I open the bottom of the laptop one more time and remove the second ssd and reassemble things. I get a good glimpse at the socket and the cards connector and notice that the socket only has one slit where as the card has 2. Great, so they’re not compatible, I hope I didn’t fuck up that harddrive now or that slot. Problem for another day, I just want to get back into Cachy and finish getting settled in. I still have a bit to do so I boot up but am presented with a nice error. I’m at a terminal prompt somehow but there’s not a lot I can do and I can’t make sense of where I am. So I decide to boot into a live session.

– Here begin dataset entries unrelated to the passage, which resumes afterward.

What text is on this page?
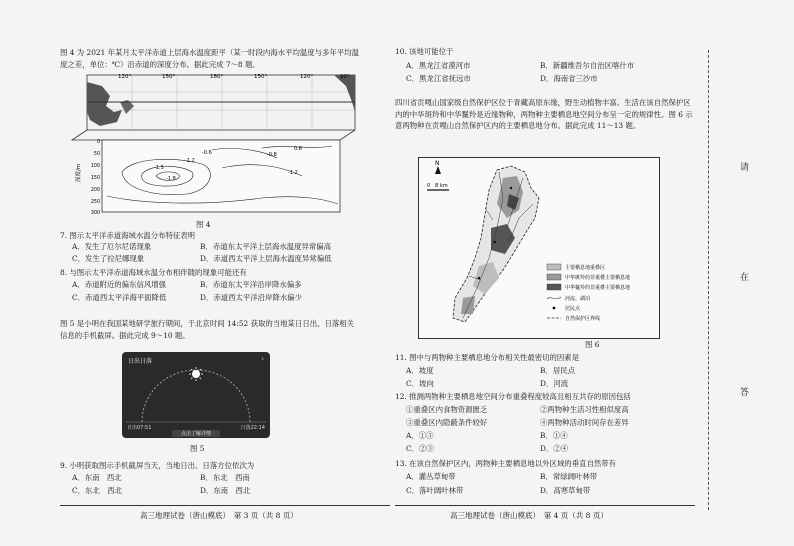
图 4 为 2021 年某月太平洋赤道上层海水温度距平（某一时段内海水平均温度与多年平均温度之差，单位：℃）沿赤道的深度分布。据此完成 7～8 题。
120°	150°	180°	150°	120°	90°
0
50
100
150
200
250
300
深度/m
-1.2
-1.8
-1.5
-0.6	-0.8
0.6
-1.2
图 4
7. 图示太平洋赤道海域水温分布特征表明
A．发生了厄尔尼诺现象	B．赤道东太平洋上层海水温度异常偏高
C．发生了拉尼娜现象	D．赤道西太平洋上层海水温度异常偏低
8. 与图示太平洋赤道海域水温分布相伴随的现象可能还有
A．赤道附近的偏东信风增强	B．赤道东太平洋沿岸降水偏多
C．赤道西太平洋海平面降低	D．赤道西太平洋沿岸降水偏少
图 5 是小明在我国某地研学旅行期间，于北京时间 14:52 获取的当地某日日出、日落相关信息的手机截屏。据此完成 9～10 题。
日出日落	›
日出07:51	日落22:14
点击了解详情
图 5
9. 小明获取图示手机截屏当天，当地日出、日落方位依次为
A．东南　西北	B．东北　西南
C．东北　西北	D．东南　西北
高三地理试卷（唐山模底）　第 3 页（共 8 页）
10. 该地可能位于
A．黑龙江省漠河市	B．新疆维吾尔自治区喀什市
C．黑龙江省抚远市	D．海南省三沙市
四川省贡嘎山国家级自然保护区位于青藏高原东缘，野生动植物丰富。生活在该自然保护区内的中华斑羚和中华鬣羚是近缘物种，两物种主要栖息地空间分布呈一定的规律性。图 6 示意两物种在贡嘎山自然保护区内的主要栖息地分布。据此完成 11～13 题。
N
0　8 km
主要栖息地重叠区
中华斑羚的非重叠主要栖息地
中华鬣羚的非重叠主要栖息地
河流、湖泊
居民点
自然保护区界线
图 6
11. 图中与两物种主要栖息地分布相关性最密切的因素是
A．坡度	B．居民点
C．坡向	D．河流
12. 推测两物种主要栖息地空间分布重叠程度较高且相互共存的原因包括
①重叠区内食物资源匮乏	②两物种生活习性相似度高
③重叠区内隐蔽条件较好	④两物种活动时间存在差异
A．①③	B．①④
C．②③	D．②④
13. 在该自然保护区内，两物种主要栖息地以外区域的垂直自然带有
A．灌丛草甸带	B．常绿阔叶林带
C．落叶阔叶林带	D．高寒草甸带
高三地理试卷（唐山模底）　第 4 页（共 8 页）
请
在
答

In the live session I just want to be able to chroot into the environment and fix whatever is broken, something about not being able to mount the root partition. I should be able to fix that, somehow my fstab got corrupted? So I figure out how to use cachy-chroot and get that fired up which presents me with a selector showing me all my partitions. I select my root and hope for the best but it gives me an error as well. Something about a missing superblock? Not sure what that means. Let me just try and mount it using Dolphin… which gives me the same error… so I hit the search engines. I find the commands I need to inspect and report on the status of the partition. Journalctl tells me that something happened with the logs while attempting to mount the partition which leads me to a more narrowed in set of commands to pass the btrfs program. I end up doing a btrfs check --repair <parition device> which gets me booted back into CachyOS.

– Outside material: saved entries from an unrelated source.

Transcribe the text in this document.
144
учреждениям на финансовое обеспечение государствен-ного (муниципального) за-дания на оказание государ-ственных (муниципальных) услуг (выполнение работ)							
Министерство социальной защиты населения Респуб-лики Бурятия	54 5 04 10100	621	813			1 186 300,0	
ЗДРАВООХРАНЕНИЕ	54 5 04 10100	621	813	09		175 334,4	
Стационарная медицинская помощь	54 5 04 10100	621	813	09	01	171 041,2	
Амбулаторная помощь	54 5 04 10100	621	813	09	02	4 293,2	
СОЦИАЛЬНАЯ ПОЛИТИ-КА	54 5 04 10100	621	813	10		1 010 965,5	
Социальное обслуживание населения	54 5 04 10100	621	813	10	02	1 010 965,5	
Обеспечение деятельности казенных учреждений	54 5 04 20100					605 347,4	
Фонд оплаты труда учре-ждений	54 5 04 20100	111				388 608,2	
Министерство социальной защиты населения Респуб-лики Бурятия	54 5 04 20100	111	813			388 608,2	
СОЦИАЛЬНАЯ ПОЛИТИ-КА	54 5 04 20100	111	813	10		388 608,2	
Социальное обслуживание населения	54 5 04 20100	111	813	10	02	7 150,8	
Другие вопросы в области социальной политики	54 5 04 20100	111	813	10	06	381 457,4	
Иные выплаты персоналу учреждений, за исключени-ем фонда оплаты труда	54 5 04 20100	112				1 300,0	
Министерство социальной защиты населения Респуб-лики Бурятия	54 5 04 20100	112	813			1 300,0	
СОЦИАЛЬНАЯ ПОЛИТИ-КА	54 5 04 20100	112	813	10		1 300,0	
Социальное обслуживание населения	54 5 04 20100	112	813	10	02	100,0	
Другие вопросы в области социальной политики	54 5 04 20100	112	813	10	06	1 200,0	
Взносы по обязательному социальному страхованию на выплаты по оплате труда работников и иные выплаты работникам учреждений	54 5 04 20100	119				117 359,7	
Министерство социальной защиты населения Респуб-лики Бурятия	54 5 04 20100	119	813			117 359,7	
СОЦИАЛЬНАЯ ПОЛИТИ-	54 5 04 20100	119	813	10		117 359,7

During that process I was warned quite sternly that I should only perform that check –repair if advised to do so by a developer. I’m kind of impatient though and I don’t immediately see any other option for me. I tried to get fsck to fix the superblock but it did nothing. So in the back of my mind I have this lingering fear that my install is now tainted. I figure the least I can do is refresh my snapshot. I’d hate for it to link to something invalid now that I did that repair operation. Now I’ve got a computer that works and am all set up on it. The CachyOS issues are all gone, right? RIGHT?!?!

Not quite… but I don’t know what the issue is yet as it’s only happened once. Last night while I was just sitting in station in EVE and chatting, I bluescreened. Yes… I bluescreened in a GNU/Linux operating system. I don’t know what to do at this point, the Linux kernel has NEVER panic’ed on me before so I never knew this screen even existed. I sit in shock for quite a while thinking about what to do. I reboot and get back into Cachy and start inspecting… my prior boot’s dmesg gets truncated at 17:47 on the previous day but this event happened around 22:20 that night… This sucks, so what the hell caused my kernel to panic? I guess I’ll not know until the next crash… maybe.

So, after that two part long story I’ve brought you up to speed with my drama in Linux land. Even with all of these problems I’d still rather be running Linux than Windows. Let that sink in.